La tokenisation est l’étape initiale et la plus critique du traitement du langage par l’IA. Pour simplifier, c’est le processus par lequel un texte est découpé en unités de base appelées « tokens » (jetons) afin que le modèle puisse le traiter mathématiquement. Les modèles traditionnels utilisent une tokenisation par sous-mots, coupant les mots en morceaux (comme ‘▁inter’, ‘national’). Ce système, bien qu’efficace pour gérer de vastes vocabulaires, introduit un biais majeur : le découpage est souvent optimisé pour l’anglais. Conséquence pour le français : les mots sont parfois découpés maladroitement, ce qui peut nuire à la précision et à la compréhension des accents, des apostrophes et des néologismes. C’est ce défaut que Bolmo, en passant au niveau de l’octet, cherche à corriger.
Le problème : quand l’IA ne sait pas parler français
La tokenisation traditionnelle, bien que performante, souffre de défauts critiques. Le premier ? Les mots rares, les néologismes ou les fautes d’orthographe (courantes sur le web) sont mal gérés. De plus, le vocabulaire des tokens est majoritairement calibré sur l’anglais, pénalisant les langues aux structures différentes. Les accents, la ponctuation et le traitement des espaces blancs deviennent des casse-têtes.
Bolmo contourne ce problème en opérant directement sur les octets UTF-8. Il n’a besoin d’aucun vocabulaire pré-établi, ce qui « débloque une meilleure gestion de l’orthographe, des cas limites et du texte multilingue« .

Bolmo : une IA performante et flexible
Ai2 a pris une approche intelligente pour créer Bolmo. Au lieu de repartir de zéro, ce qui est extrêmement coûteux, les chercheurs ont « octétisé » leurs modèles Olmo 3 existants.

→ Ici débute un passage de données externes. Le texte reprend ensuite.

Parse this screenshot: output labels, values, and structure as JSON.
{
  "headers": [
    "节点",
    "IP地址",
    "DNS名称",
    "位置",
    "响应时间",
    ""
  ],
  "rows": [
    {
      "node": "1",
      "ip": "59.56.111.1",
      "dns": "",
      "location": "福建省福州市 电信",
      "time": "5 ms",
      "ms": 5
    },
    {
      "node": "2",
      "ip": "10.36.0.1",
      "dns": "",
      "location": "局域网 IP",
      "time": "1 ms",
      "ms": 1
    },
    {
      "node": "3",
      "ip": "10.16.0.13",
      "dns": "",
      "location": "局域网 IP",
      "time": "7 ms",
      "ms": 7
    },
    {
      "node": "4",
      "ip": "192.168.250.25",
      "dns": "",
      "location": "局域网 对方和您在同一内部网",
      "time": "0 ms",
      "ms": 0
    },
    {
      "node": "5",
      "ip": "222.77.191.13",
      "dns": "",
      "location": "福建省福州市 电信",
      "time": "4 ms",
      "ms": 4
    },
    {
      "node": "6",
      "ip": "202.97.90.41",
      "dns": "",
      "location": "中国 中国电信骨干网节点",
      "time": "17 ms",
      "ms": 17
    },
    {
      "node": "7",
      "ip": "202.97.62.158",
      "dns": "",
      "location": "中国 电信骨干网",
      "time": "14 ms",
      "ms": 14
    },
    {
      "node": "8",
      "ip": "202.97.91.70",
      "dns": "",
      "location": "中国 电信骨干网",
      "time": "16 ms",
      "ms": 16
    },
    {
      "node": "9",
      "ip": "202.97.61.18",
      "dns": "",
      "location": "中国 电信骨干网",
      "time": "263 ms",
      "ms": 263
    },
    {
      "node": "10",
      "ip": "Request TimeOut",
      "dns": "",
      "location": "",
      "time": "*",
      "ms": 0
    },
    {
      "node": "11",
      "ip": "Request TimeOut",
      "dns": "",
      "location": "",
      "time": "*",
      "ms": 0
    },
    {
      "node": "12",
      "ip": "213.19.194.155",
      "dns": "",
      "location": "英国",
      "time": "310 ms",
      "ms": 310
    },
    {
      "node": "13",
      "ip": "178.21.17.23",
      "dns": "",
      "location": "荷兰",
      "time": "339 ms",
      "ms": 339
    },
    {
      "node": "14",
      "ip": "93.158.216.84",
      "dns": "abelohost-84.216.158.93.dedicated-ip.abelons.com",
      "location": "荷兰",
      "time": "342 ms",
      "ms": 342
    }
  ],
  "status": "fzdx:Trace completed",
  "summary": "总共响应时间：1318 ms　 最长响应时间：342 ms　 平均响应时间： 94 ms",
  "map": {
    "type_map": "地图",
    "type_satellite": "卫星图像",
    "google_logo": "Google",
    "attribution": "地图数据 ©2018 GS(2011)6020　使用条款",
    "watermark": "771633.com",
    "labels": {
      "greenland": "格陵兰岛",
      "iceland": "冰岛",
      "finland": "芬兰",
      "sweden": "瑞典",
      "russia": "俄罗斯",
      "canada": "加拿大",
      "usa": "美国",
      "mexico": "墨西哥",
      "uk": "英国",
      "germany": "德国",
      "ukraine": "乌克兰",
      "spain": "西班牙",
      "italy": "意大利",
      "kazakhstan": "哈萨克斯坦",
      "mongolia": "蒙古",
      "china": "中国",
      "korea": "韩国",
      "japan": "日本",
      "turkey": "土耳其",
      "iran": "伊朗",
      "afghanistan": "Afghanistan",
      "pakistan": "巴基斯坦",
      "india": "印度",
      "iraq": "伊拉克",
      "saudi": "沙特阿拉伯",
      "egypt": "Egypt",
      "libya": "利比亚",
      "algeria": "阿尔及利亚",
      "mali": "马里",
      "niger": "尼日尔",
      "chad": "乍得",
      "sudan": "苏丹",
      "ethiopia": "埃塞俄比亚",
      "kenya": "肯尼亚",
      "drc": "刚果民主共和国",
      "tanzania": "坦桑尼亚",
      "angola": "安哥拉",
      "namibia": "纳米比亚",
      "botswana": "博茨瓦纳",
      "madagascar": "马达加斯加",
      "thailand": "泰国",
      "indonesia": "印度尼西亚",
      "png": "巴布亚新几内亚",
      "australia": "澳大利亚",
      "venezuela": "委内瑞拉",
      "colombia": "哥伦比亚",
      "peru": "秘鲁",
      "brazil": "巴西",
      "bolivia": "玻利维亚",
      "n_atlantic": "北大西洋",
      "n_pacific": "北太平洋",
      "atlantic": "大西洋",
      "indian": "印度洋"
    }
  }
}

Le résultat est frappant, visiblement. Bolmo 7B se montre compétitif avec les meilleurs modèles par sous-mots sur les tâches générales, mais il les surpasse de près de vingt points sur les tests axés sur le niveau des caractères (comme CUTE et EXECUTE). C’est là que la gestion fine des accents, des apostrophes et des césures en français fait la différence. Malgré le fait que les modèles par octet sont souvent lents, l’architecture dynamique de Bolmo lui permet d’atteindre des vitesses de décodage compétitives, rendant son déploiement pratique.
L’architecture est entièrement open source (licence Apache-2.0) et l’institut a publié le code source, le rapport technique ainsi que les checkpoints (Télécharger Bolmo 1B), s’engageant à offrir une solution reproductible pour la communauté. C’est une avancée majeure qui pourrait enfin permettre aux développeurs francophones de créer des IA adaptées à leurs besoins, sans être bridés par un modèle de langage initialement pensé pour l’anglais.